Cloud banking enables better and more thorough monitoring of data (e.g., trade surveillance data mining) to prevent money laundering and financial fraud.
Adopting cloud technology leaves more space for further digital transformation as cloud architecture makes it possible to distribute data across multiple tools and applications used in the workflow.
Cloud banking allows painting a clear picture of where digital transformation and workflow will be taking C-level executives in the future, by streamlining liquidity and risk calculation processes.
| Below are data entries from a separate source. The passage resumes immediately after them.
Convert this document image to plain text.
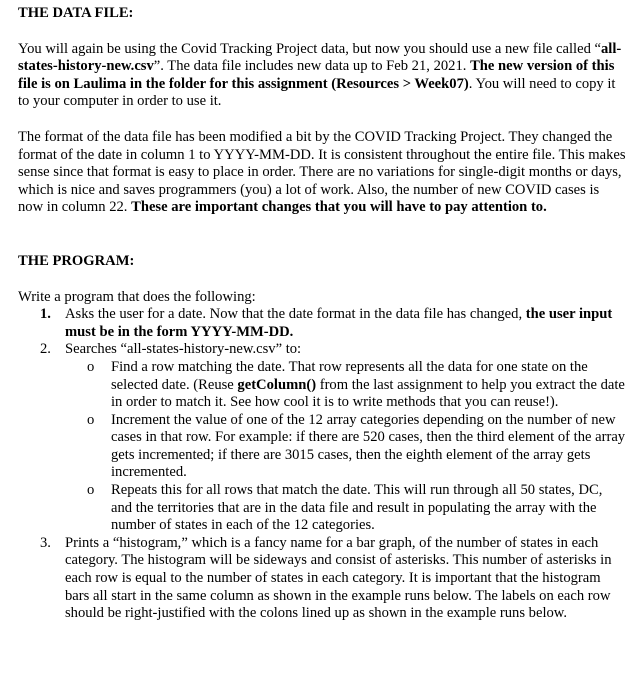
THE DATA FILE:

You will again be using the Covid Tracking Project data, but now you should use a new file called “all-states-history-new.csv”. The data file includes new data up to Feb 21, 2021. The new version of this file is on Laulima in the folder for this assignment (Resources > Week07). You will need to copy it to your computer in order to use it.

The format of the data file has been modified a bit by the COVID Tracking Project. They changed the format of the date in column 1 to YYYY-MM-DD. It is consistent throughout the entire file. This makes sense since that format is easy to place in order. There are no variations for single-digit months or days, which is nice and saves programmers (you) a lot of work. Also, the number of new COVID cases is now in column 22. These are important changes that you will have to pay attention to.

THE PROGRAM:

Write a program that does the following:

1. Asks the user for a date. Now that the date format in the data file has changed, the user input must be in the form YYYY-MM-DD.
2. Searches “all-states-history-new.csv” to:
o Find a row matching the date. That row represents all the data for one state on the selected date. (Reuse getColumn() from the last assignment to help you extract the date in order to match it. See how cool it is to write methods that you can reuse!).
o Increment the value of one of the 12 array categories depending on the number of new cases in that row. For example: if there are 520 cases, then the third element of the array gets incremented; if there are 3015 cases, then the eighth element of the array gets incremented.
o Repeats this for all rows that match the date. This will run through all 50 states, DC, and the territories that are in the data file and result in populating the array with the number of states in each of the 12 categories.
3. Prints a “histogram,” which is a fancy name for a bar graph, of the number of states in each category. The histogram will be sideways and consist of asterisks. This number of asterisks in each row is equal to the number of states in each category. It is important that the histogram bars all start in the same column as shown in the example runs below. The labels on each row should be right-justified with the colons lined up as shown in the example runs below.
5. Better data security and compliance
Since employees made it explicitly clear that they would rather look for a remote-friendly workplace than return to the full-time office word model, C-level executives had to adapt their workflow to the hybrid type. That change came together with data security concerns, creating a dilemma. Losing a trained employee to a more accommodating employer would cause considerable financial damage, but losing important business data to hackers exploiting employees' home network imperfections would be a reputational catastrophe.
Fortunately, with the alternative offered by cloud banking, employers don’t have to risk turning their employees away for the company’s sake. While some financial services leaders believe that moving to the cloud increases the risk of data theft, the facts state otherwise — 61% of security professionals believe cloud to be safer than on-premise assets. Their preference was influenced by a wide range of security layers offered by cloud.
Keeping up with regulatory requirements (Solvency II, BASEL, etc.) is crucial for financial service leaders. Cloud computing makes regulatory compliance manageable and decreases systemic risk by moving sensitive data to a more resilient and transparent infrastructure.
Cloud banking structure can be fortified by numerous cloud-born solutions such as firewalls, antimalware systems, spam filters, etc. These easy-to-integrate measures allow protecting data and employees across departments from all kinds of threats (phishing, ransomware, C-level executive phishing attacks).
Cloud banking solutions deliver data-brokering placement capabilities based on CSP certifications and data criticality, securing responsible and transparent data processing with multiple backup plans and data retrieval safeguards.
Cloud infrastructure is designed with resilience and safety in mind. Knowing that accessible data would be targeted by hackers, CSPs protect their product with encryption, swift with reliable data backup and recovery.
Although cloud adoption still requires keeping a close eye on integration and handling of sensitive data, the technology provides financial services leaders with much better control over data management.
Cloud banking does more than relieve C-level executives of their long-time financial, compliance, and security concerns. It drives tangible value by upgrading the company’s scalability, synchronizing internal workflows, and shaping better digital experiences for employees and customers.
With cloud-based upgrades, banking organizations find more capacity for growth and resilience needed for potential future challenges. No wonder, cloud technology is considered the future of banking and financial services, expected to deliver up to $80B in run-rate EBITDA to Fortune 500 BFSI companies by 2030.